Bates was brought up by his grandparents in Hanwell, West London. Despite being born “a cripple” with a club foot, he came close to being a professional footballer.
He adds: “I had seven unsuccessful operations before a doctor walked past at Great Ormond Street Hospital and said he could fix it for £20 cash — and did.
“I was right-footed but not having any instep, the ball went everywhere, so I trained myself to be left-footed.
“I wanted to be a footballer — I didn’t drink, smoke or go with girls.
“When I was 20 I realised I’d wasted my f***ing youth!”
He got as far as Arsenal’s youth team before a motorcycle accident “b***ered my knee” — then made his fortune in business, owned Oldham Athletic and a major share in Wigan before buying a Chelsea side on the brink of the Third Division.
Bates says: “But 16 years later we won the European Cup-Winners’ Cup on the smell of an oily rag.”
That was under Gianluca Vialli, who replaced Ruud Gullit as player-manager and was succeeded by Claudio Ranieri — this when foreign bosses were rare in English football.
Bates says: “Gullit spent too much time on commercial interests. I’d see him posing in black swimming trunks on the back of London buses.
“I told him to stop playing. He said, ‘I’ll decide that’ — he was very arrogant. I said, ‘Yeah and I will decide when I stop paying you’.”

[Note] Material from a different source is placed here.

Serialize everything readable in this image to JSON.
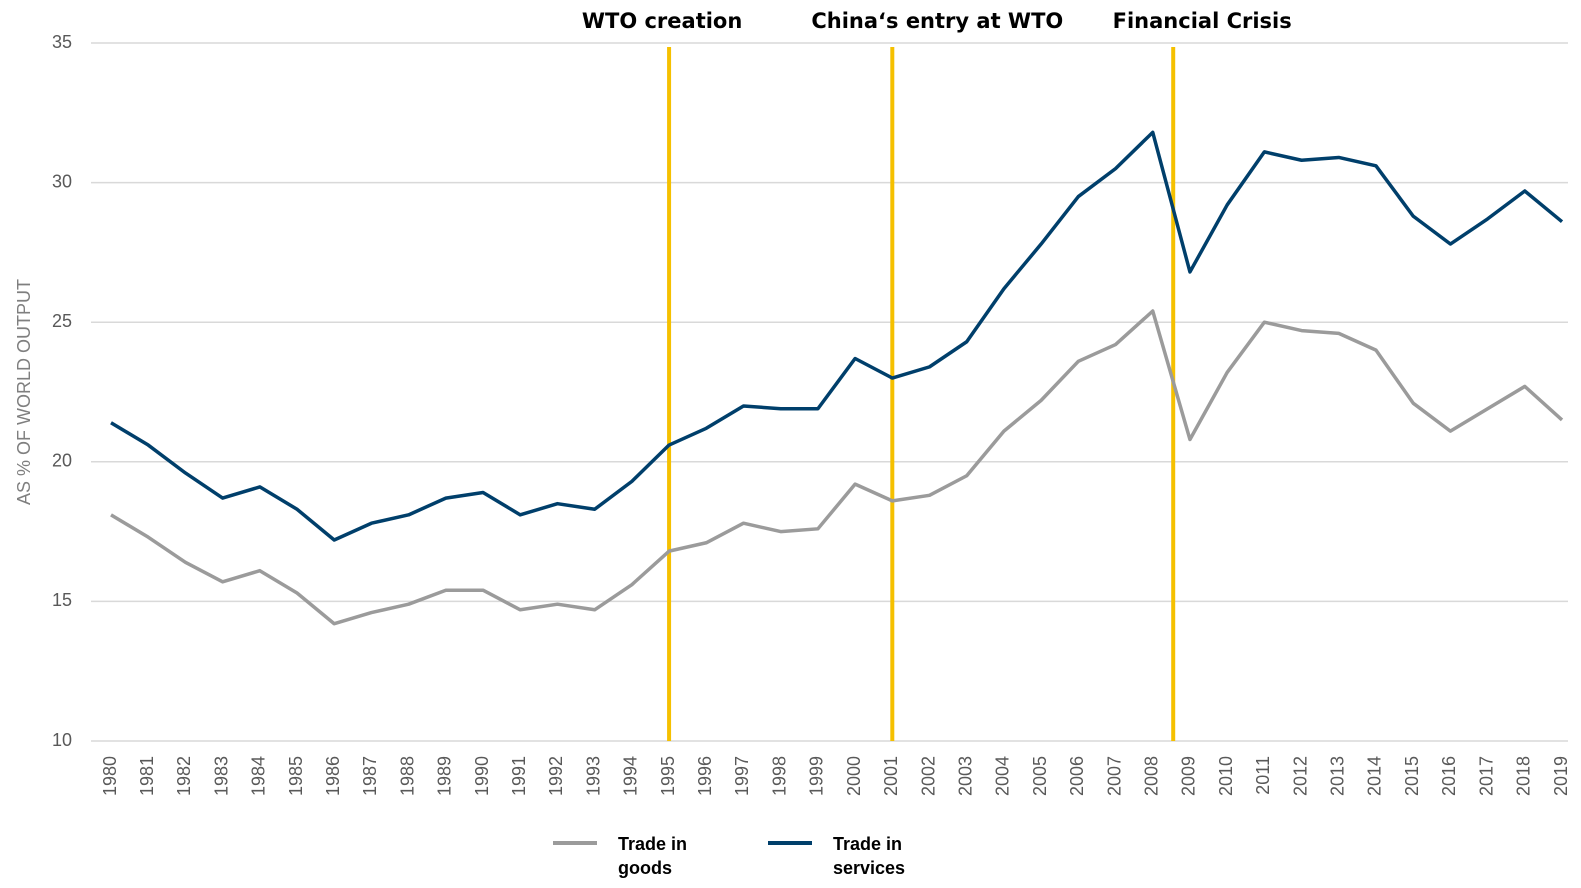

Vialli and Ranieri were favourites of Bates, who speaks with affection about Gianfranco Zola, Roberto Di Matteo, Celestine Babayaro, Frank Leboeuf and Marcel Desailly — most of whom were part of that all-foreign XI which played at Southampton on Boxing Day 1999.
But he credits captain Dennis Wise for ensuring there were no cliques, insisting only English was spoken in the dressing room.

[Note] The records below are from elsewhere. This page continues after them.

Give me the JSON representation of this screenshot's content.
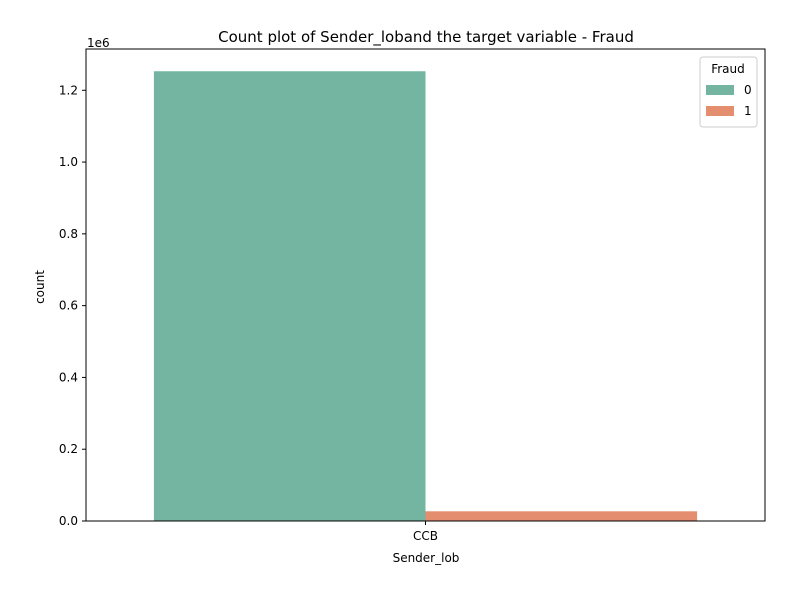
{
  "chart_data": {
    "type": "bar",
    "title": "Count plot of Sender_loband the target variable - Fraud",
    "xlabel": "Sender_lob",
    "ylabel": "count",
    "categories": [
      "CCB"
    ],
    "series": [
      {
        "name": "0",
        "values": [
          1253000
        ],
        "color": "#73b5a0"
      },
      {
        "name": "1",
        "values": [
          27000
        ],
        "color": "#e58e6f"
      }
    ],
    "ylim": [
      0,
      1315000
    ],
    "y_ticks": [
      0,
      200000,
      400000,
      600000,
      800000,
      1000000,
      1200000
    ],
    "y_tick_labels": [
      "0.0",
      "0.2",
      "0.4",
      "0.6",
      "0.8",
      "1.0",
      "1.2"
    ],
    "y_offset_label": "1e6",
    "legend": {
      "title": "Fraud",
      "position": "top-right",
      "entries": [
        "0",
        "1"
      ]
    },
    "grid": false
  }
}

All that was a far cry from the Chelsea Bates inherited, which had hooligan and racism problems — with the National Front to the fore.

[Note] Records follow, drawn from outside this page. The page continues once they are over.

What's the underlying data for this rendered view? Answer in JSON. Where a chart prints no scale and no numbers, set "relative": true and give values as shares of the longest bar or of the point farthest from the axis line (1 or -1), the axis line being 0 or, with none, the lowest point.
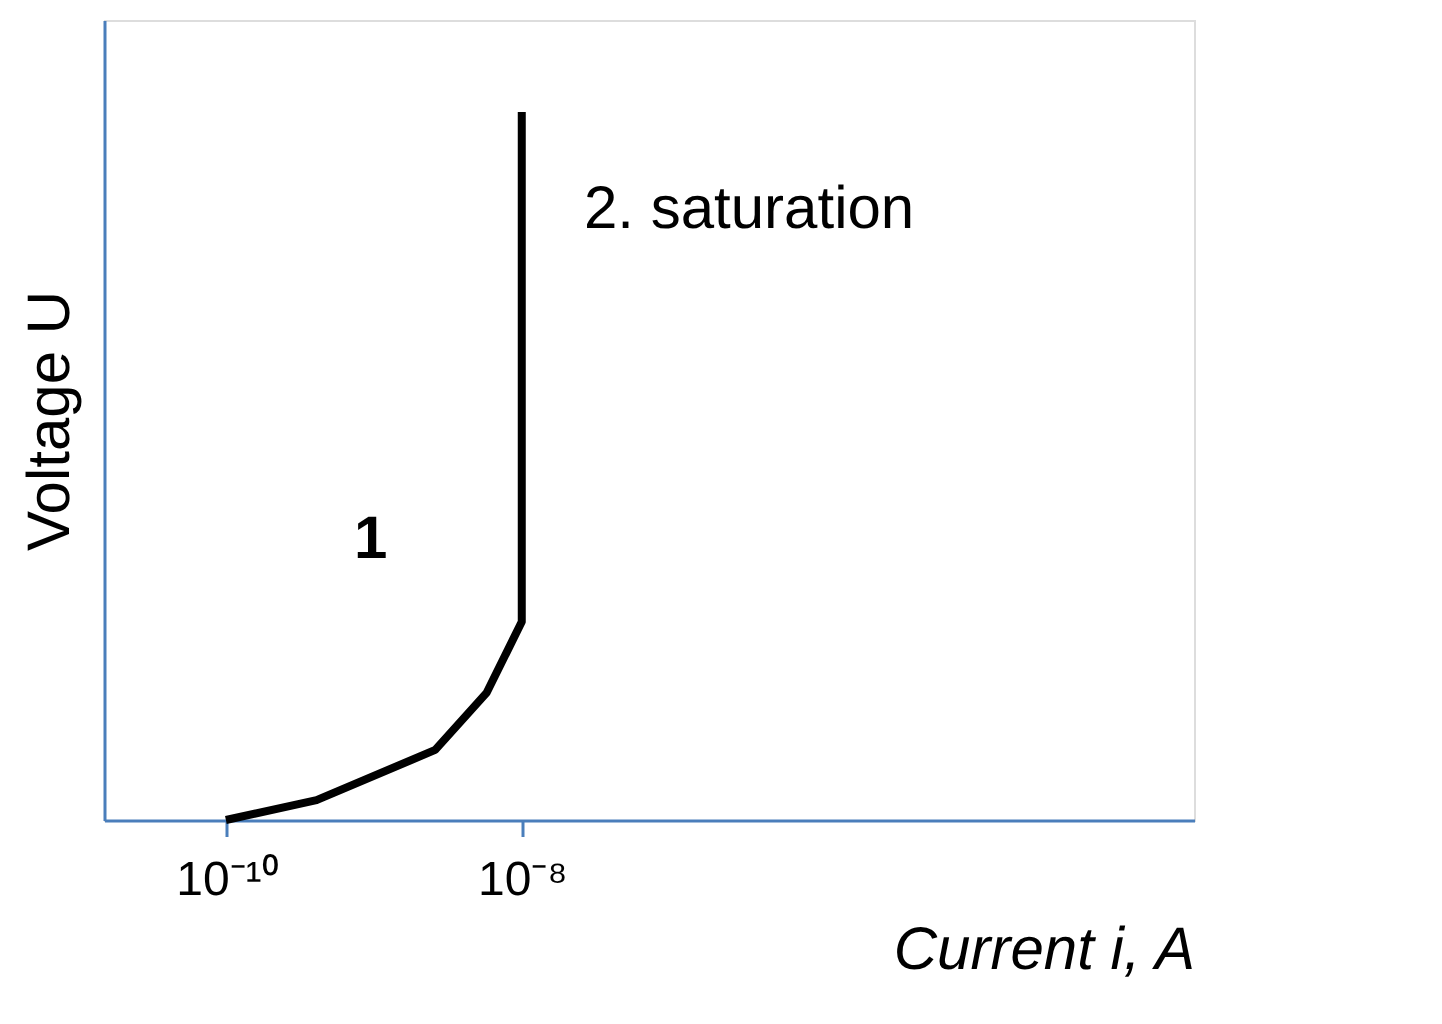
{
  "chart_data": {
    "type": "line",
    "relative": true,
    "log": "x",
    "xlabel": "Current i, A",
    "ylabel": "Voltage U",
    "xlim": [
      1.5e-11,
      0.00035
    ],
    "xticks": [
      {
        "value": 1e-10,
        "label": "10⁻¹⁰"
      },
      {
        "value": 1e-08,
        "label": "10⁻⁸"
      }
    ],
    "tick_labels": "x",
    "grid": false,
    "marker": "none",
    "line_style": "solid",
    "series": [
      {
        "color": "#000000",
        "x": [
          1e-10,
          4.1e-10,
          2.6e-09,
          5.8e-09,
          1e-08,
          1e-08
        ],
        "values": [
          0,
          0.028,
          0.099,
          0.18,
          0.28,
          1
        ]
      }
    ],
    "annotations": [
      "1",
      "2. saturation"
    ]
  }
}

Infamously, Bates put in electrified fences at the Bridge but the council wouldn’t let him switch them on.
That story sees Bates remembered as an acolyte of Margaret Thatcher — the Prime Minister who declared war on football fans with a proposed ID card scheme, only ditched after the Hillsborough disaster.
Bates says: “We’d had a pitch invasion and I was a farmer then.
“Cows s**t all over the place, s**t on tomorrow’s breakfast — so you used electric wire to control them.
“One of my guys said, ‘Why don’t you use it on the fences at Chelsea?’ People accused me of wanting to murder my own family and other bulls**t.
“Thatcher said hooliganism was football’s problem. I said, ‘No, football reflects society’.
“David Evans, a Tory MP, was chairman of Luton. They’d had Millwall fans rioting, so Evans tried to score political points with Thatcher by banning away supporters.
“Chelsea were Luton’s next visitors. He banned away supporters and sent us our usual allocation for the directors’ box. I gave the directors’ tickets up to ordinary Chelsea fans and didn’t go myself.
“When Luton visited us, I banned their directors and invited ordinary fans into the directors’ box.”
And that’s Ken Bates — at least Ken Bates’ version of Ken Bates. An ordinary bloke who stood up to the powerful, the arrogant, the feckless and the f***ing useless.
Whether you believe him or not, he is always worth listening to.